1. Crystal structure of a human alkylbase-DNA repair enzyme complexed to DNA: mechanisms for nucleotide flipping and base excision.
- Author
-
Lau AY, Schärer OD, Samson L, Verdine GL, and Ellenberger T
- Subjects
- Alkylation, Catalytic Domain, Crystallography, DNA-Binding Proteins chemistry, Glycosylation, Humans, Molecular Sequence Data, Nucleic Acid Conformation, Sequence Homology, Amino Acid, Water chemistry, DNA metabolism, DNA Glycosylases, DNA Ligases chemistry, N-Glycosyl Hydrolases chemistry, Nucleotides chemistry
- Abstract
DNA N-glycosylases are base excision-repair proteins that locate and cleave damaged bases from DNA as the first step in restoring the genetic blueprint.
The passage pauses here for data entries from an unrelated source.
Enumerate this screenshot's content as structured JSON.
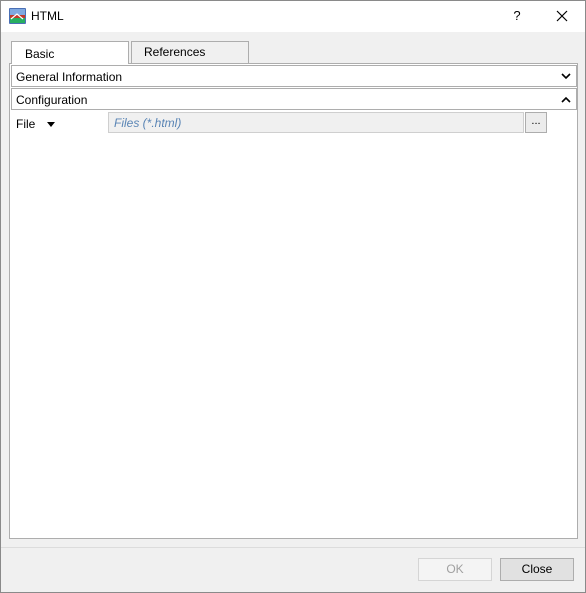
{
  "window": {
    "title": "HTML",
    "help_label": "?"
  },
  "tabs": [
    {
      "label": "Basic",
      "active": true
    },
    {
      "label": "References",
      "active": false
    }
  ],
  "sections": {
    "general": {
      "label": "General Information",
      "expanded": false
    },
    "configuration": {
      "label": "Configuration",
      "expanded": true
    }
  },
  "file_row": {
    "label": "File",
    "placeholder": "Files (*.html)",
    "browse_label": "..."
  },
  "footer": {
    "ok_label": "OK",
    "ok_enabled": false,
    "close_label": "Close"
  },
  "colors": {
    "panel_bg": "#ffffff",
    "dialog_bg": "#f0f0f0",
    "border": "#adadad",
    "placeholder_text": "#5a85b5",
    "disabled_text": "#a0a0a0"
  }
}
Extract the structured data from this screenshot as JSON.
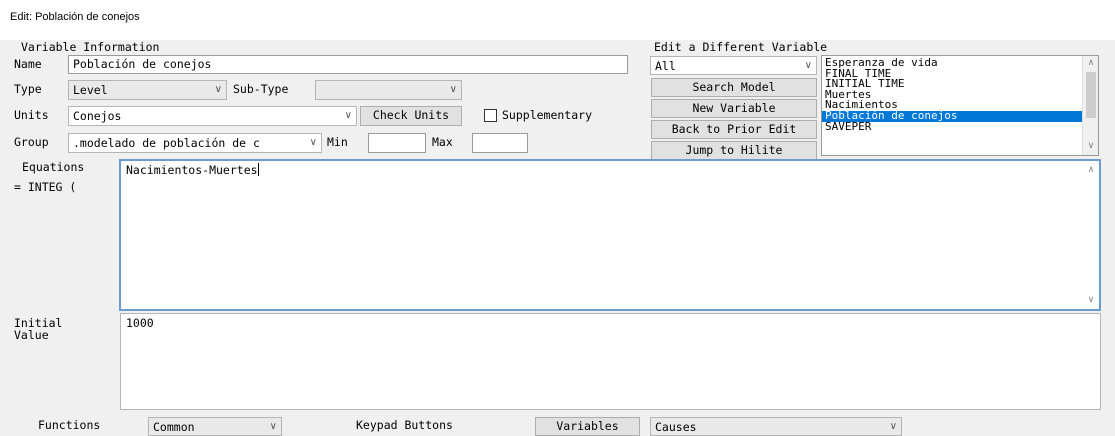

The human enzyme 3-methyladenine DNA glycosylase removes a diverse group of damaged bases from DNA, including cytotoxic and mutagenic alkylation adducts of purines. We report the crystal structure of human 3-methyladenine DNA glycosylase complexed to a mechanism-based pyrrolidine inhibitor. The enzyme has intercalated into the minor groove of DNA, causing the abasic pyrrolidine nucleotide to flip into the enzyme active site, where a bound water is poised for nucleophilic attack. The structure shows an elegant means of exposing a nucleotide for base excision as well as a network of residues that could catalyze the in-line displacement of a damaged base from the phosphodeoxyribose backbone.